Les trois hommes, le rédacteur en chef du Sunday Mail, Mabasa Sasa, le responsable des enquêtes de l'hebdomadaire Brian Chitemba et un reporter du journal Tinashe Farawo, ont été arrêtés lundi soir et sont détenus au commissariat central d'Harare.

Le Sunday Mail avait affirmé dimanche qu'un policier de haut rang ainsi que plusieurs de ses hommes faisaient l'objet d'une enquête, de même que plusieurs officiers des parcs nationaux et un homme d'affaires asiatique, pour l'empoisonnement d'au moins 60 éléphants dans plusieurs incidents séparés.
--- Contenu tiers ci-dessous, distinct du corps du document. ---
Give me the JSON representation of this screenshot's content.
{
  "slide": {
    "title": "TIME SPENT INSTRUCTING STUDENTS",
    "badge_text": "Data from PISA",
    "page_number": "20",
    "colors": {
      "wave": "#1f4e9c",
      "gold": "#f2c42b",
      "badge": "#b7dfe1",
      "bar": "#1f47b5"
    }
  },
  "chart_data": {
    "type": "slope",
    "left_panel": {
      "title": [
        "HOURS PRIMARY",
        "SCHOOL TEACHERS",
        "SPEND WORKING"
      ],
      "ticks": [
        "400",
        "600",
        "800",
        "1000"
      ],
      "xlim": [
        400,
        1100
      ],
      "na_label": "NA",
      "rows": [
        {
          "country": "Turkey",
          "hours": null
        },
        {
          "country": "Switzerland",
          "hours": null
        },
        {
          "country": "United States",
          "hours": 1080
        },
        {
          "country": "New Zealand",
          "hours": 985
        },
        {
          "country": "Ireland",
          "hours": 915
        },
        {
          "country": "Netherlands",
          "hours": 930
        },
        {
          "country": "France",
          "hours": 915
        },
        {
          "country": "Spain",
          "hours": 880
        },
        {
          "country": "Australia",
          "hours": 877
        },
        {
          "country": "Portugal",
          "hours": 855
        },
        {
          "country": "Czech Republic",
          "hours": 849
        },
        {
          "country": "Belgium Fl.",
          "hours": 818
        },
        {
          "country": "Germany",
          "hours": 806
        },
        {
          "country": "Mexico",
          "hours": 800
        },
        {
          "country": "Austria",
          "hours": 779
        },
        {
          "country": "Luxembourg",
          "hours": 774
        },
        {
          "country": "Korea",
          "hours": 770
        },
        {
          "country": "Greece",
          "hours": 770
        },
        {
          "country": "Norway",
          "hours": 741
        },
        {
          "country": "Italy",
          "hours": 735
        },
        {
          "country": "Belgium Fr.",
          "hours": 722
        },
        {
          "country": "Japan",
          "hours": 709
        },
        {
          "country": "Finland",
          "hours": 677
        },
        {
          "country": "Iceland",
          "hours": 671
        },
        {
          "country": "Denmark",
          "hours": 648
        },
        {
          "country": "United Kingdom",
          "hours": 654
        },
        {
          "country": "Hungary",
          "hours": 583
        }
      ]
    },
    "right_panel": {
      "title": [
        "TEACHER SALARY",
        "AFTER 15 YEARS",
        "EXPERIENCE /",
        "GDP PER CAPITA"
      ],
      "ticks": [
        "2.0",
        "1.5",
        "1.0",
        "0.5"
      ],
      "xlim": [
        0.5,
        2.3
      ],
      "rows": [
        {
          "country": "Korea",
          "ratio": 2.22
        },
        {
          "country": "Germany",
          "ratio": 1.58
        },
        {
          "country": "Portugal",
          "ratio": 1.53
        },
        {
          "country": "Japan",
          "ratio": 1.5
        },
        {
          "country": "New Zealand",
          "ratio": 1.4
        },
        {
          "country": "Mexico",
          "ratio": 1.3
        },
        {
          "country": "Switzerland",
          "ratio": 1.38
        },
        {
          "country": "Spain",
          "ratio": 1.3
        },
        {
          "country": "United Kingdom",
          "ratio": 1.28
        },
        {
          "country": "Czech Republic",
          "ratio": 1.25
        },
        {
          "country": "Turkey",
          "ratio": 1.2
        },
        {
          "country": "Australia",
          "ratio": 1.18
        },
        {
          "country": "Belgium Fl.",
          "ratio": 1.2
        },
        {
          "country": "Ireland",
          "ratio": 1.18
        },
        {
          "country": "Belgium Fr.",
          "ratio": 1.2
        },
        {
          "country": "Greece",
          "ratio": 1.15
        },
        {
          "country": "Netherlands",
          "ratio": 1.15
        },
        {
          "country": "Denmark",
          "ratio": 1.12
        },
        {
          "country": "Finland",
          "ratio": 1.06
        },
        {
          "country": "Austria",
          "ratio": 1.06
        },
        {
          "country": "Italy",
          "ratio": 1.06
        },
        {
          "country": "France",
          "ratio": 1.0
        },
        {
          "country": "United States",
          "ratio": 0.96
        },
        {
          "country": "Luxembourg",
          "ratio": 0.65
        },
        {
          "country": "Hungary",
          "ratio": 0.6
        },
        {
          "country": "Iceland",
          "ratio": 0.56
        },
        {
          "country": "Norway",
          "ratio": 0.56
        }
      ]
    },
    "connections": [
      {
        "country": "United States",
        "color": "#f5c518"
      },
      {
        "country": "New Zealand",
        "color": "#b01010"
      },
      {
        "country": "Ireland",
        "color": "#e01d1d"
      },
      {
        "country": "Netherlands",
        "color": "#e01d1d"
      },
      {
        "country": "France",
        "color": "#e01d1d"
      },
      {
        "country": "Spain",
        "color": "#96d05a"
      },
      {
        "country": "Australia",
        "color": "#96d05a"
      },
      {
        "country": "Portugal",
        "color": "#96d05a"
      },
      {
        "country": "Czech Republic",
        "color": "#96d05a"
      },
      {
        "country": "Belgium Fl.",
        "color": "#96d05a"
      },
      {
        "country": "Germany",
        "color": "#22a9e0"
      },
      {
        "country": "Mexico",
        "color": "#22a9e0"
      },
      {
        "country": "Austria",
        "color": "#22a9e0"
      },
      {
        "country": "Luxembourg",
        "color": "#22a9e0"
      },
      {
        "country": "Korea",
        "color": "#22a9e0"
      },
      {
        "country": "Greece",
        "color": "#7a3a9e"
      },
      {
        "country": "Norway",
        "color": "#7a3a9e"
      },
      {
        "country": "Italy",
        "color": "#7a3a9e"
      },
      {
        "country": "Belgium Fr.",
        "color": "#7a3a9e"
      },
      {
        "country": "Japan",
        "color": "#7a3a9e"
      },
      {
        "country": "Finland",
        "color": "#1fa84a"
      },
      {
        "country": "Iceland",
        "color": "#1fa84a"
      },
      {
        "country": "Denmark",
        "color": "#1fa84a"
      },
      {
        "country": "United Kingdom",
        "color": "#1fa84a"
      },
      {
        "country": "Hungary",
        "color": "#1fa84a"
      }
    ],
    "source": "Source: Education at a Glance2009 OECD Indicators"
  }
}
Mme Charamba a démenti que des officiers de police soient visés par une enquête interne, et a fustigé les journalistes: "On ne peut pas autoriser le rédacteur en chef et les reporters du Sunday Mail à se cacher derrière les privilèges du journalisme pour répandre des informations fausses", a-t-elle dit, appelant tous les journalistes à mieux "vérifier les informations sensibles".

Loughty Dube, directeur de l'organisation non gouvernementale Voluntary Media Council of Zimbabwe (Conseil bénévole des médias du Zimbabwe), a dénoncé ces arrestations: "C'est barbare dans une démocratie. C'est une violation de la Constitution, qui garantit la liberté d'expression", a-t-il dit à l'AFP.

L'empoisonnement des points d'eau est une façon de tuer les éléphants pour ensuite prélever leurs défenses, revendues essentiellement sur le marché chinois pour fabriquer des objets d'art en ivoire.

Le braconnage d'éléphants dans les parcs du Zimbabwe devient de plus en plus fréquent, et des employés des parcs ont déjà été arrêtés pour complicité.

Sur le continent africain, environ 30.000 éléphants sont massacrés chaque année, alors qu'il n'en reste qu'environ 470.000 en liberté, selon le dernier décompte de l'association Eléphants sans frontière.